Bir süredir takip ettiğim konularda gerçekten konuşulmamış, rastlanmamış bilgilere değinilmiş, teşekkürler. Ben de dilim döndüğünce ve bilgim yettiğince nacizane birkaç hususa değineyim.
Süvari kavramı bilindiği üzere insaoğlu atı evcilleştirdiğinden beri mevcut. Ağır-Hafif ayrımı da oldukça eski tarihlere götürülebilirse de, bu ayrım temelde her topluluğun kültür-sosyal yapısıyla ilgili bir şey.
Doğu toplumlarının süvari kitlesinin önemli kısmını hafif birimler oluştururken, bu husus batıda, özellikle orta-ortaçağdan sonra ağır lehine işliyor. Ancak hafif süvari her zaman var. Osmanlıdan önce de mevcut ancak sadece keşif, gözleme ve bir nevi erken uyarı sinyali görevinde, sayıca önemsiz gruplar halinde kullanılıyor. Diğer taraftan Osmanlı'da da ağır süvari mevcut. Kabaca, tam donanımlı bir sipahi ağır süvaridir mesela. Ancak batıyı esas dehşete düşüren şey akıncı kavramı ve bu kitlelerin verdikleri zararın boyutu ve hızı.

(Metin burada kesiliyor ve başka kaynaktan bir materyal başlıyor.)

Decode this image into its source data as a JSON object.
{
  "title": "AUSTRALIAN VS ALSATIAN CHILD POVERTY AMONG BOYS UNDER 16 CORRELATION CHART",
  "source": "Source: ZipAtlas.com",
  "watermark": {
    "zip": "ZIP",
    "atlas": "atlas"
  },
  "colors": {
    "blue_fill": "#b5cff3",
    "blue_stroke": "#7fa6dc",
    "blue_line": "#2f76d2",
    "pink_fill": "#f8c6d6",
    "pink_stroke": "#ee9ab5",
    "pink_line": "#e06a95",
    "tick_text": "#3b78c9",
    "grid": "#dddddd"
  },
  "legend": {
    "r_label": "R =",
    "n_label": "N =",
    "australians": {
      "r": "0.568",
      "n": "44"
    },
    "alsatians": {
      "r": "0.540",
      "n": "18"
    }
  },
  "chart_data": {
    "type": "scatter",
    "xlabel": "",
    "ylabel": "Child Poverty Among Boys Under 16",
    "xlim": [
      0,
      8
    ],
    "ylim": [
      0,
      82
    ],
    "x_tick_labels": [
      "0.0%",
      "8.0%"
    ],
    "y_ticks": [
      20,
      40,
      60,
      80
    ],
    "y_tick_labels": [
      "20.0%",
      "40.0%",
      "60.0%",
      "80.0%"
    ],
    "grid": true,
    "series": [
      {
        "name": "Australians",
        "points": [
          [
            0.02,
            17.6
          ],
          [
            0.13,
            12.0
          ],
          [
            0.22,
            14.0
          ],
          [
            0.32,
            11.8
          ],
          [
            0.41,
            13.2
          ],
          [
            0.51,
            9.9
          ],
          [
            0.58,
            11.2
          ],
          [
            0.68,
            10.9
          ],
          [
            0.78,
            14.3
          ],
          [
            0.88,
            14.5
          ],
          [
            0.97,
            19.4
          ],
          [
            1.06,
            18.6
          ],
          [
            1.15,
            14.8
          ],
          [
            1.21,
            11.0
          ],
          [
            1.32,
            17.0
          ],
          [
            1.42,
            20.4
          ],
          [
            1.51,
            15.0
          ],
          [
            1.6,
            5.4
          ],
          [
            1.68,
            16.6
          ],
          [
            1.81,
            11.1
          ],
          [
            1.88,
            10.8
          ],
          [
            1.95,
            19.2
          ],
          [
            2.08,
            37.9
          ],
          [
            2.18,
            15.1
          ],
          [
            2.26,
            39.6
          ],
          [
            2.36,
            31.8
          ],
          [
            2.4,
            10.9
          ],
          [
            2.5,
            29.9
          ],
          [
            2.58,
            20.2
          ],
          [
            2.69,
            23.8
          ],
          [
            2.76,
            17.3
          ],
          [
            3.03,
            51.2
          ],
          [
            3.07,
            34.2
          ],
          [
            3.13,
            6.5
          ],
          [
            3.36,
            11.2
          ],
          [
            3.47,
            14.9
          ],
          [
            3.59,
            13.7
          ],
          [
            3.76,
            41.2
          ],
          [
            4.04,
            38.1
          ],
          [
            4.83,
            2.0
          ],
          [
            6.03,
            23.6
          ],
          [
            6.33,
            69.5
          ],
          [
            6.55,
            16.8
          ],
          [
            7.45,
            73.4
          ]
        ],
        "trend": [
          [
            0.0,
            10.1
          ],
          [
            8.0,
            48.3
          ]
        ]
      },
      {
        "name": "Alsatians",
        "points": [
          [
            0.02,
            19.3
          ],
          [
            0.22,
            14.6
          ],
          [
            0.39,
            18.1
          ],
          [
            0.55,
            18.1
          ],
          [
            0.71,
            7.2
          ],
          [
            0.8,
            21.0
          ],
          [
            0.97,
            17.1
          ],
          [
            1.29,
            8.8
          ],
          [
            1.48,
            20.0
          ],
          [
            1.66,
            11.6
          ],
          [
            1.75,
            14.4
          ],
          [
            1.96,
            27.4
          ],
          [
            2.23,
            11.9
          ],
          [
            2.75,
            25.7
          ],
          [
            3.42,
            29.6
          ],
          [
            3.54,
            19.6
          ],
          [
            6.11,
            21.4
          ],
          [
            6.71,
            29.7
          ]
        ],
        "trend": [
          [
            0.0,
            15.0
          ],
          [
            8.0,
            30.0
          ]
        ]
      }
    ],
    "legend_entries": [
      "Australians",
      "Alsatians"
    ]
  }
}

Elbette hafif süvarinin etkin kullanımının ortaya çıkışında Osmanlının etkisinin olduğu tartışılmaz ancak esas ayrım ve uzmanlaşma 18yylın ortalarından itibaren gerçekleşiyor. Bu noktadan sonra hafif süvarinin standart işlevlerine, belki de en önemlisi takip ve imha niteliği de katılıyor.
Bu dönemde ağır süvari, topla bozulabilen piyadeye karşı, yanaşık bir düzende cephe saldırısı için ve süvari-süvari çarpışmalarında kullanılıyor. Bunun için kılıçları uzun (ortalama 35") ve düz. Hafif süvari ise, sorumluğu gereği çoğunlukla "savurma" hareketini yaptığı için kılıcı nispeten kısa (ortalama 28") ve eğri. Kabaca eğri kılıç kullanımı hızı ve bir rakibi hızlıca savaş dışı bırakıp bir diğerine geçmeyi mümkün kılıyor.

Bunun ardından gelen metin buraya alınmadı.